Três semanas no verão passado
No verão passado, os eventos conspiraram para me proporcionar três experiências totalmente diferentes ao longo de três semanas consecutivas, que me fizeram refletir profundamente sobre a cultura e os valores contemporâneos. Passei a primeira semana em um festival Cristão [1], parte da segunda semana com a minha família na Disneyland em Paris, e a terceira semana como palestrante convidado na Comunidade Taizé na França. A pergunta que me veio foi, «Qual é a espiritualidade desta reunião?» Em outras palavras, quais são os seus “deuses” – seus valores e pressuposições subjacentes e tácitos sobre o que realmente importa?

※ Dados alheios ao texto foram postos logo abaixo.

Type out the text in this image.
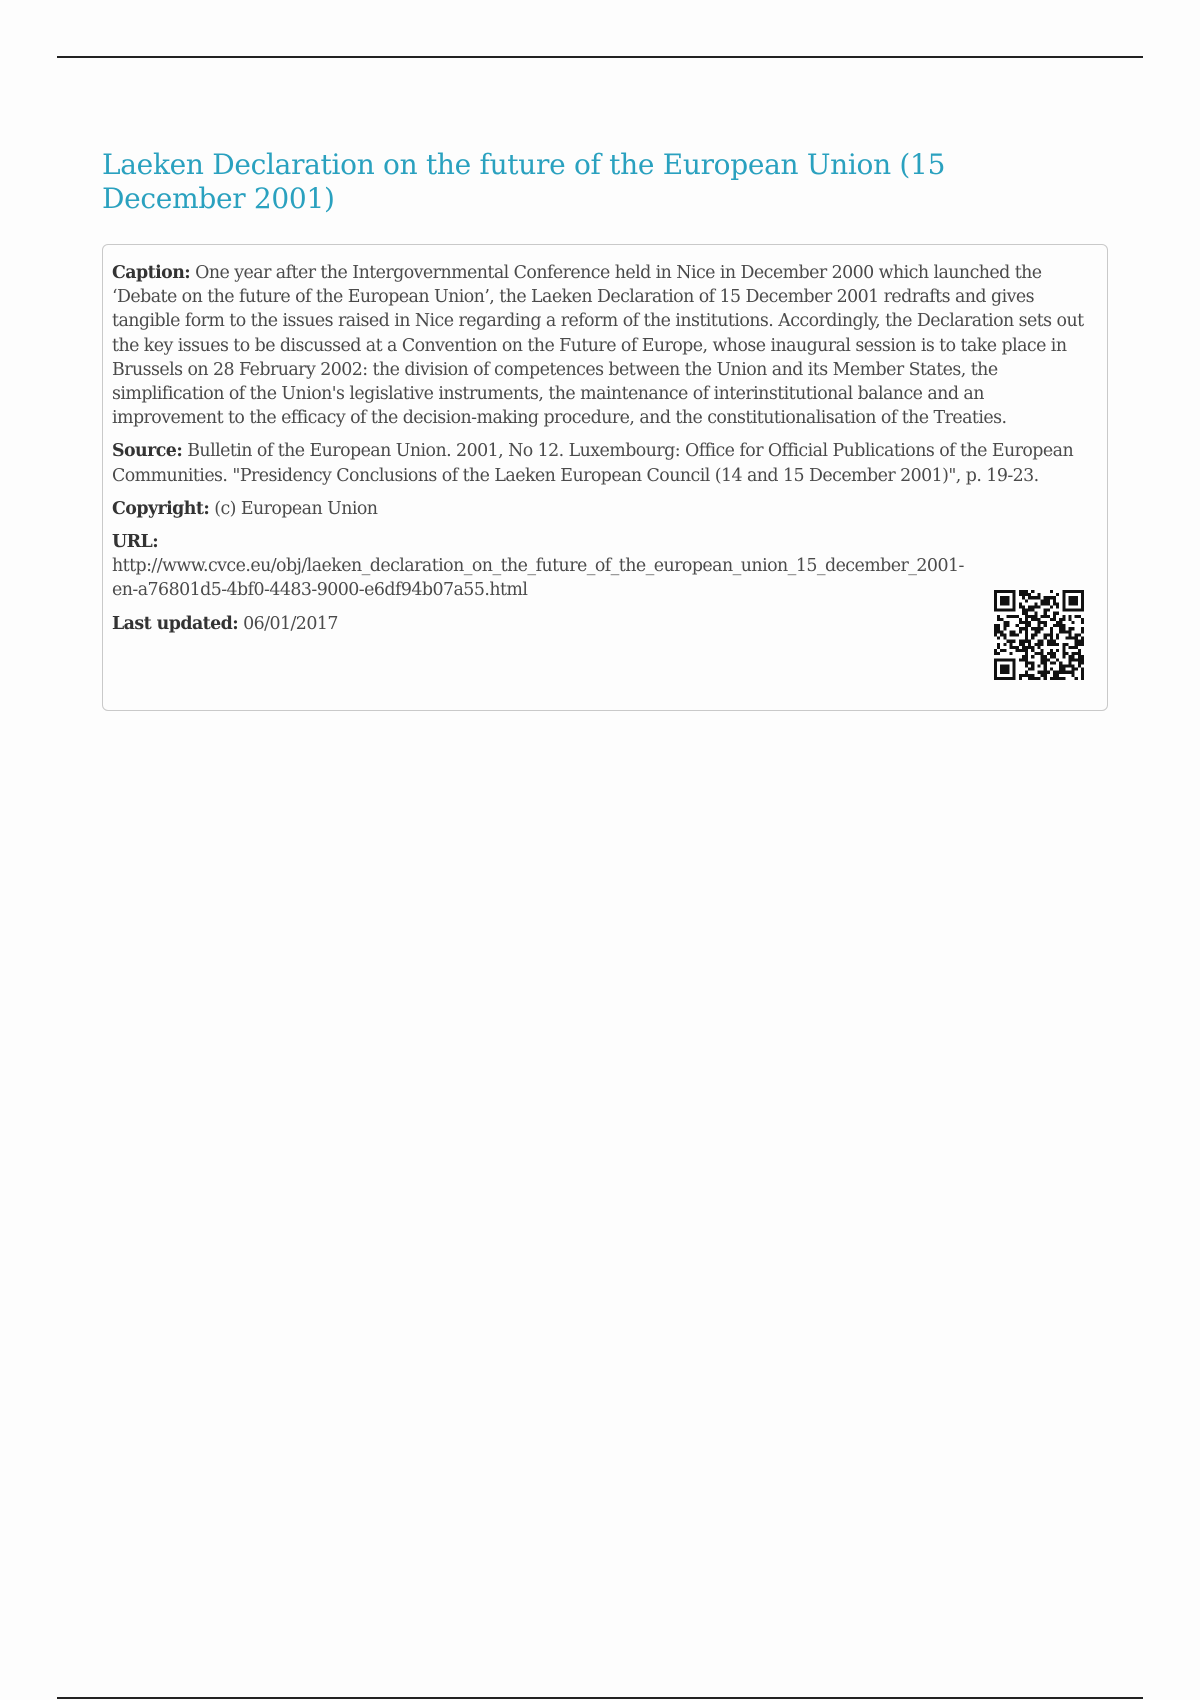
Laeken Declaration on the future of the European Union (15 December 2001)

Caption: One year after the Intergovernmental Conference held in Nice in December 2000 which launched the ‘Debate on the future of the European Union’, the Laeken Declaration of 15 December 2001 redrafts and gives tangible form to the issues raised in Nice regarding a reform of the institutions. Accordingly, the Declaration sets out the key issues to be discussed at a Convention on the Future of Europe, whose inaugural session is to take place in Brussels on 28 February 2002: the division of competences between the Union and its Member States, the simplification of the Union's legislative instruments, the maintenance of interinstitutional balance and an improvement to the efficacy of the decision-making procedure, and the constitutionalisation of the Treaties.

Source: Bulletin of the European Union. 2001, No 12. Luxembourg: Office for Official Publications of the European Communities. "Presidency Conclusions of the Laeken European Council (14 and 15 December 2001)", p. 19-23.

Copyright: (c) European Union

URL:

http://www.cvce.eu/obj/laeken_declaration_on_the_future_of_the_european_union_15_december_2001-en-a76801d5-4bf0-4483-9000-e6df94b07a55.html

Last updated: 06/01/2017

Como se pode imaginar, a Disneyland em Paris foi a mais fácil de entender. Os valores da Disney são transparentes. Fantasia, escapismo, viver o sonho… Você pode ser aquilo que você quiser… contanto que os seus bolsos estejam cheios. O parque estava cheio de pequenos super-heróis e princesas, a maioria cansada demais, muitos superalimentados, alguns sem dúvida enfrentando vidas de pobreza ou deficiência, mas pelo menos na sua imaginação podiam viver o sonho. É um mundo hermeticamente fechado, com cercas e seguranças separando-o da outra França no noticiário neste verão – os migrantes e refugiados buscando segurança e asilo na Europa. A Disney é multicultural. Hijabs e turbantes misturam-se nas filas com minissaias e tatuagens, mas é uma cultura homogenizada e global de alimentos excessivamente caros, marketing implacável, ostentação reluzente, alimentando o desejo insaciável de mais… mais coisas descartáveis, mais calorias, mais fantasia… tudo menos a realidade. Também é muito divertido se você curte as atrações cheias de adrenalina… mas o núcleo da sua espiritualidade é profundamente preocupante… Você é o que você compra, a fantasia é melhor do que a realidade, o desejo deve ser satisfeito incessantemente. É por isso que durante a minha vida passamos de “O necessário, somente o necessário” [2] para alcançar “Ao infinito e mais além” [3] à medida que consumimos os recursos do planeta em excesso. Naturalmente, a Disney é um alvo fácil. O parque temático paródico de Bansky, ‘Dismaland’ expôs e abalou os seus valores com muita eficácia, mas também deixou de propor uma alternativa positiva.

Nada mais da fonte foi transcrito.